Leaving behind her doting sister (Fiona Glascott) and mother (Jane Brennan), Éilis settles in the boarding house kept by Julie Walters’ scene-stealing Mrs. Kehoe. Initially struggling to find her feet, things begin to look up following a chance meeting with smouldering, Brando-aping Italian-American Tony (Emory Cohen). Yet, following a traumatic event back home, Éilis is forced to return for a brief period, finding upon arrival that she’s very much expected to stay, not to mention fielding an unexpected, unshakeable connection with prosperous Jim Farrell (Domhnall Gleeson). If this arc sounds a little familiar, Brooklyn’s execution only reinforces the traditional values at the story’s heart. Crowley’s direction favours slow dissolves between scenes that recall films of the period, the heightened performance styles of supporting characters like Jim Broadbent’s sympathetic Father Flood and Walter’s Mrs. Kehoe occasionally threatening to spill over into caricature. Taken as a whole however, these tendencies ultimately works to the film’s advantage, a throwback quality lending Crowley’s film a sense of warmth and timelessness. It’s a film primarily concerned with a woman’s conflicting relationship with tradition, and stylistically, Brooklyn is steeped in it.
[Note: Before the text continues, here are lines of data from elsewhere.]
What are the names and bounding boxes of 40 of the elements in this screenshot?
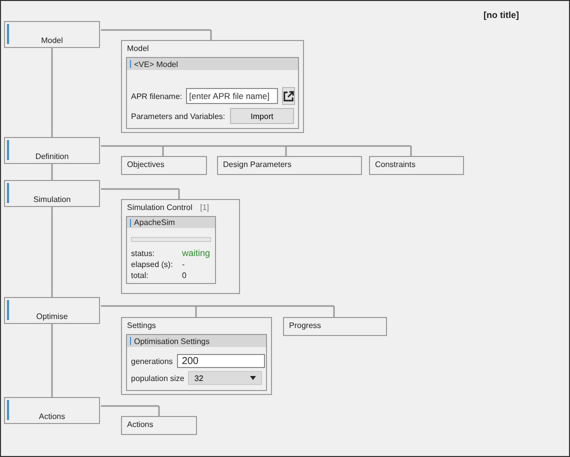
stage-node[interactable]: Model <box>4 21 100 48</box>
status-label: status: <box>131 248 156 258</box>
open-file-button[interactable] <box>282 87 296 105</box>
panel-title: Objectives <box>127 160 164 169</box>
stage-node[interactable]: Definition <box>4 137 100 164</box>
status-value: waiting <box>182 248 211 258</box>
panel-title: Settings <box>127 321 156 330</box>
total-value: 0 <box>182 271 188 280</box>
count-label: [1] <box>200 203 209 212</box>
panel-title: Progress <box>289 321 322 330</box>
elapsed-label: elapsed (s): <box>131 260 174 269</box>
stage-label: Optimise <box>36 312 68 321</box>
elapsed-value: - <box>182 260 186 269</box>
import-button[interactable]: Import <box>230 108 294 124</box>
stage-node[interactable]: Actions <box>4 397 100 424</box>
panel-title: Model <box>127 44 149 53</box>
external-link-icon <box>283 90 294 102</box>
generations-field[interactable]: 200 <box>176 354 265 368</box>
group-title: Optimisation Settings <box>134 336 210 346</box>
field-label: APR filename: <box>131 92 182 100</box>
dropdown-arrow-icon <box>250 376 256 380</box>
group-title: ApacheSim <box>134 218 175 227</box>
stage-label: Model <box>41 36 63 45</box>
stage-label: Simulation <box>33 195 71 204</box>
window-title: [no title] <box>484 10 519 20</box>
panel-title: Constraints <box>375 160 416 169</box>
stage-label: Actions <box>38 412 66 421</box>
stage-label: Definition <box>35 152 69 161</box>
field-label: population size <box>131 374 184 382</box>
panel-title: Simulation Control <box>127 203 192 212</box>
panel-title: Actions <box>127 420 154 429</box>
panel-title: Design Parameters <box>223 160 292 169</box>
stage-node[interactable]: Simulation <box>4 180 100 207</box>
field-label: generations <box>131 356 173 366</box>
field-label: Parameters and Variables: <box>131 112 226 120</box>
group-title: <VE> Model <box>134 60 178 68</box>
stage-node[interactable]: Optimise <box>4 297 100 324</box>
total-label: total: <box>131 271 150 280</box>
population-dropdown[interactable]: 32 <box>188 371 262 385</box>
filename-field[interactable]: [enter APR file name] <box>186 88 278 104</box>
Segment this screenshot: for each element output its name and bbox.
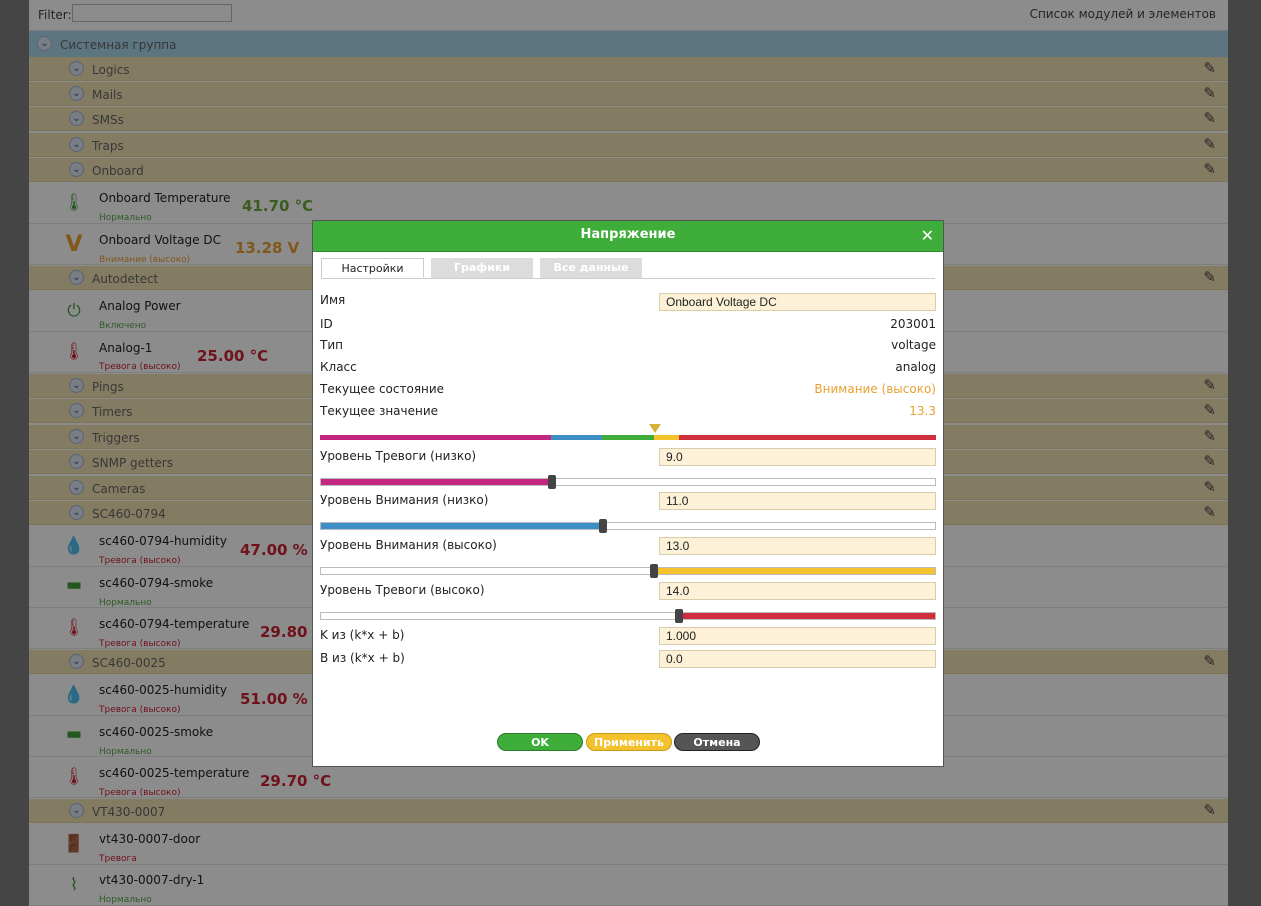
- state-label: Текущее состояние: [320, 382, 445, 396]
- settings-dialog: Напряжение ✕ Настройки Графики Все данны…: [312, 220, 944, 767]
- slider-fill: [321, 523, 602, 529]
- b-coefficient-label: B из (k*x + b): [320, 651, 405, 665]
- class-value: analog: [895, 360, 936, 374]
- id-label: ID: [320, 317, 333, 331]
- warn-high-zone: [654, 435, 679, 440]
- normal-zone: [602, 435, 654, 440]
- tab-graphs[interactable]: Графики: [431, 258, 533, 278]
- slider-fill: [654, 568, 935, 574]
- alarm-low-label: Уровень Тревоги (низко): [320, 449, 477, 463]
- warn-low-slider[interactable]: [320, 519, 936, 533]
- name-input[interactable]: [659, 293, 936, 311]
- current-value-marker: [649, 424, 661, 433]
- ok-button[interactable]: OK: [497, 733, 583, 751]
- alarm-high-slider[interactable]: [320, 609, 936, 623]
- warn-low-label: Уровень Внимания (низко): [320, 493, 489, 507]
- id-value: 203001: [890, 317, 936, 331]
- k-coefficient-input[interactable]: [659, 627, 936, 645]
- slider-fill: [321, 479, 551, 485]
- cancel-button[interactable]: Отмена: [674, 733, 760, 751]
- alarm-high-input[interactable]: [659, 582, 936, 600]
- state-value: Внимание (высоко): [814, 382, 936, 396]
- alarm-low-input[interactable]: [659, 448, 936, 466]
- dialog-header: Напряжение ✕: [313, 221, 943, 252]
- warn-low-zone: [551, 435, 602, 440]
- alarm-low-slider[interactable]: [320, 475, 936, 489]
- apply-button[interactable]: Применить: [586, 733, 672, 751]
- warn-low-input[interactable]: [659, 492, 936, 510]
- current-value: 13.3: [909, 404, 936, 418]
- tab-all-data[interactable]: Все данные: [540, 258, 642, 278]
- slider-handle[interactable]: [599, 519, 607, 533]
- alarm-high-label: Уровень Тревоги (высоко): [320, 583, 485, 597]
- k-coefficient-label: K из (k*x + b): [320, 628, 405, 642]
- tab-settings[interactable]: Настройки: [321, 258, 424, 278]
- warn-high-input[interactable]: [659, 537, 936, 555]
- slider-handle[interactable]: [548, 475, 556, 489]
- warn-high-label: Уровень Внимания (высоко): [320, 538, 497, 552]
- warn-high-slider[interactable]: [320, 564, 936, 578]
- name-label: Имя: [320, 293, 346, 307]
- class-label: Класс: [320, 360, 357, 374]
- slider-handle[interactable]: [675, 609, 683, 623]
- type-label: Тип: [320, 338, 343, 352]
- slider-fill: [679, 613, 935, 619]
- slider-handle[interactable]: [650, 564, 658, 578]
- tab-bar: Настройки Графики Все данные: [321, 258, 935, 279]
- current-value-label: Текущее значение: [320, 404, 439, 418]
- alarm-high-zone: [679, 435, 936, 440]
- alarm-low-zone: [320, 435, 551, 440]
- level-scale-bar: [320, 435, 936, 440]
- b-coefficient-input[interactable]: [659, 650, 936, 668]
- dialog-title: Напряжение: [580, 227, 676, 242]
- type-value: voltage: [891, 338, 936, 352]
- close-icon[interactable]: ✕: [921, 226, 934, 245]
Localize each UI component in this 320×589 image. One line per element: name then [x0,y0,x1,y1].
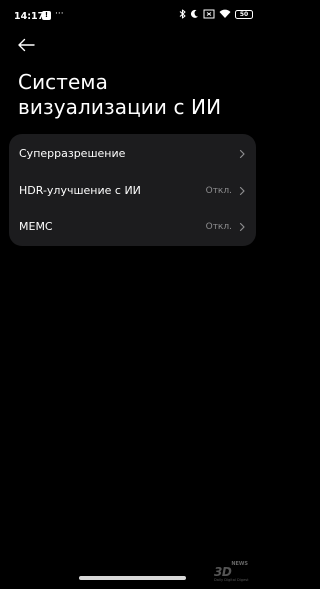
settings-card: Суперразрешение HDR-улучшение с ИИ Откл.… [9,134,256,246]
battery-icon: 50 [235,9,253,19]
back-button[interactable] [14,34,38,56]
chevron-right-icon [239,186,245,195]
status-right-icons: 50 [179,9,253,19]
more-notifications-icon: ··· [55,8,64,19]
settings-item-label: MEMC [19,220,53,233]
bluetooth-icon [179,9,186,19]
status-bar: 14:17 ! ··· 50 [0,0,265,30]
status-left-icons: ! ··· [42,8,64,20]
wifi-icon [219,9,231,19]
do-not-disturb-icon [190,9,199,19]
notification-icon: ! [42,11,51,20]
settings-item-super-resolution[interactable]: Суперразрешение [9,135,256,172]
watermark: 3DNEWS Daily Digital Digest [214,561,260,582]
home-indicator[interactable] [79,576,186,580]
watermark-logo: 3D [214,565,232,579]
chevron-right-icon [239,222,245,231]
settings-item-value: Откл. [205,221,232,232]
settings-item-memc[interactable]: MEMC Откл. [9,208,256,245]
chevron-right-icon [239,149,245,158]
settings-item-label: Суперразрешение [19,147,126,160]
sim-signal-icon [203,9,215,19]
page-title: Система визуализации с ИИ [18,70,222,119]
watermark-tagline: Daily Digital Digest [214,578,249,582]
status-time: 14:17 [14,11,45,22]
arrow-left-icon [18,38,35,52]
settings-item-hdr-enhancement[interactable]: HDR-улучшение с ИИ Откл. [9,172,256,209]
watermark-news: NEWS [231,561,249,567]
settings-item-label: HDR-улучшение с ИИ [19,184,141,197]
settings-item-value: Откл. [205,185,232,196]
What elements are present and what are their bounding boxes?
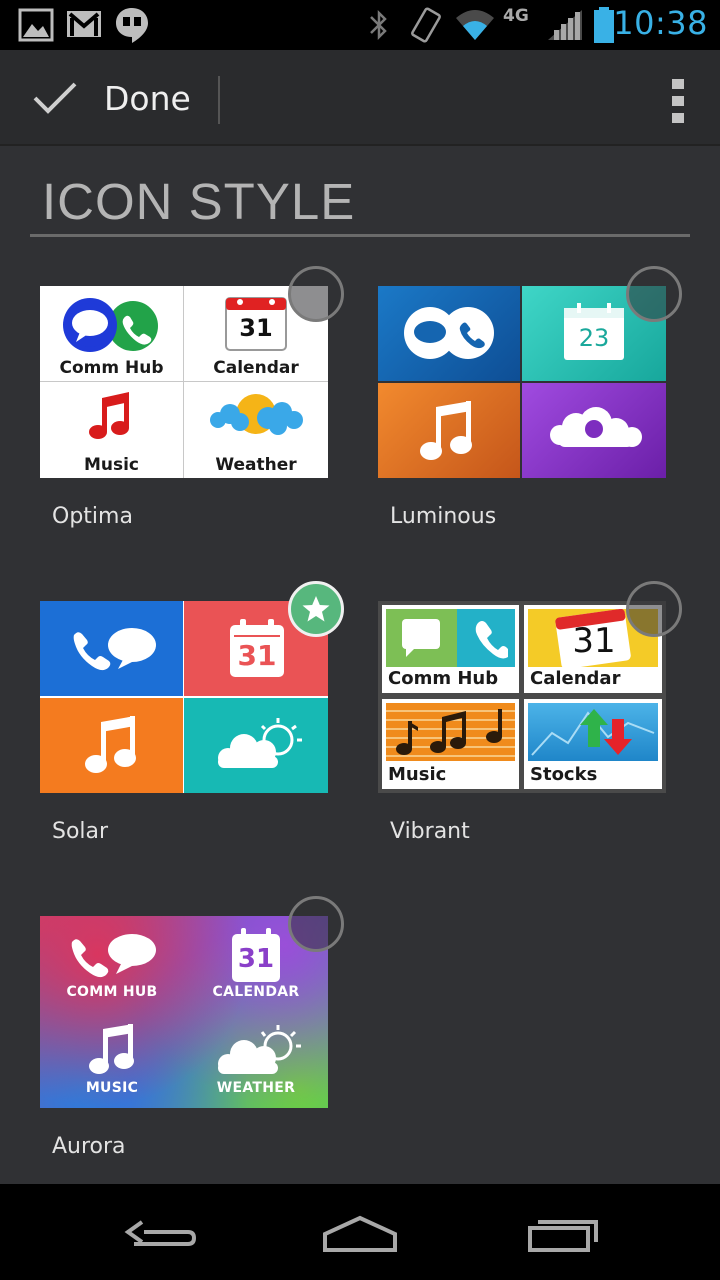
recents-icon <box>528 1220 598 1252</box>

Formerly best known for his depictions of foppish English males, Hornby makes it three for three by once again successfully inhabiting a female perspective, following screenplays for An Education and Wild. Brooklyn skews broad in its occasionally postcard approach to Irish-ness. Enniscorthy and boarding house scenes see classic mammy-isms rattled out (“I’ll have to leave a key out, you’re not waking me up at that hour”). As you’d expect, Walters devours the OTT stylings of Mrs. Kehoe with gusto. Irish audiences may crack a chuckle. Internationally, they’ll be rolling in the aisles.
Brooklyn’s melodramatic tone might put off the more cynical, not least in the sequence of events that cause Éilis to return to Ireland, yet there is an pleasant ambiguity to how Éilis engages with her Irish identity. Her first Christmas day away from home, she volunteers at a soup kitchen for New York’s lost Irish, culminating in a solemn sing-song and many a distant, downward glance. Moving as the sequence aims to be, it’s undercut with an ambivalence, generating the impression that while she might be able to empathetically engage with the broken dreams her nation’s history, this doesn’t conflict with Éilis’ quiet determination to write her own story. As she finds herself succumbing to mounting pressure to settle at home with Farrell, his gentle, homely nature sees him come to embody the warm tug of the homeland.
Hornby’s focus upon the contradictions and indecision at Éilis’ core make her an occasionally frustrating protagonist, yet ultimately makes Brooklyn a rewarding viewing experience, right through to its somewhat decisive denouement. Frequently framed in close-up, Ronan expertly conveys the sea of conflicts within Éilis. It’s a performance defined by a subtle revelation of the woman Éilis is bound to be, gradually stripping back a guarded exterior as Éilis makes her unsteady steps towards independence.